Australia’s cybersecurity workforce problem: language that repels the people we need

Australia has a cybersecurity workforce problem, and part of the explanation is hiding in plain sight: the language of the field actively repels the people we need. Last year, I was on a panel for the Canberra Cyber Hubs Career Symposium, discussing career pathways with an audience of high school students. When one panelist mentioned working as a penetration tester, a male student in the audience started sniggering. I remember thinking little of it at the time. But later I reflected on the term itself: why did we name that job ‘penetration tester’? When examined, it carries connotations that have nothing to do with the work.

I have nothing against penetration testers. We need more of them. But the naming choice is symptomatic of something larger. Language in cybersecurity is deeply masculine or militarised. Consider the standard vocabulary: man-in-the-middle attack, kill chain, brute force. The list goes on. The problem is not merely aesthetic. Militaristic language creates the professional culture it describes – one that reads as homogenous, combative and accessible only to those fluent in combat jargon.

This framing was, in part, a deliberate institutional choice. In the early 2000s, the US Department of Defense shifted from information warfare to the cyberspace domain. By the late 2000s, cyberspace was officially defined as a ‘global domain’ within the information environment. The move was strategic: it gave the military legitimate authority to operate there, just as it does in physical spaces. But it also handed cybersecurity a conceptual vocabulary that has since shaped professional culture far beyond defence institutions and narrowed who feels entitled to work in the field.

That narrowing has real consequences. It feeds the hacker-in-a-hoodie stereotype and perpetuates the misconception that cybersecurity belongs to those who write code and think in adversarial terms. This ignores the reality of modern cybersecurity practice, where effective defence sits at the intersection of governance, risk, psychology, law and public policy. It overlooks the reality that, ultimately, a field that defines itself through combat metaphors alone will struggle to recruit – and retain – the multidisciplinary talent that the complex, challenging and changing threat environment demands.

The definitional problem runs deeper than culture. A study conducted by the University of Sydney found that even experienced cybersecurity professionals could not agree on the field. Women interviewed were more likely to include e-safety – including stalking, image-based abuse and digital surveillance – as a core cybersecurity concern, while male respondents were more likely to exclude it.

That divergence is not merely academic.
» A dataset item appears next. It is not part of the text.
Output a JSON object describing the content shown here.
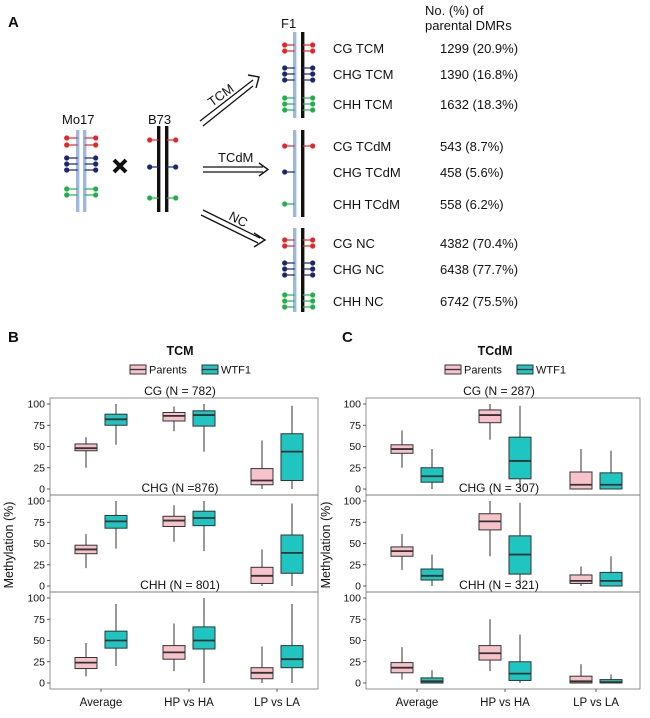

That is because if practitioners define the field differently, they model threats differently, and they leave gaps.

Language also shapes who enters the profession in the first place. Research from Monash University examining IT and software engineering job advertisements found specific patterns of linguistic bias: male pronouns, references to ‘rockstar’ candidates, and analytical terms statistically associated with male applicants.

Researcher Carol Cohn has documented the same dynamic in defence intellectual culture. Despite genuine expertise, she found that speaking in plain English rather than ‘techno-strategic jargon’ caused her interlocutors to treat her as uninformed. The barrier was not knowledge but rather language used as a credentialing mechanism, one that sorted insiders from outsiders before the argument began.

Australia faces a sustained cybersecurity workforce shortfall. Addressing it requires more than pipeline programs and graduate schemes. It requires interrogating the professional culture those pipelines feed into, starting with the language that defines it. That means professional bodies, government and educational institutions revisiting how they define the field, how job standards are written and what vocabulary they treat as the baseline of competence. Given cyberspace is a global domain, the language we use to govern it should reflect that – and the full range of people capable of defending it.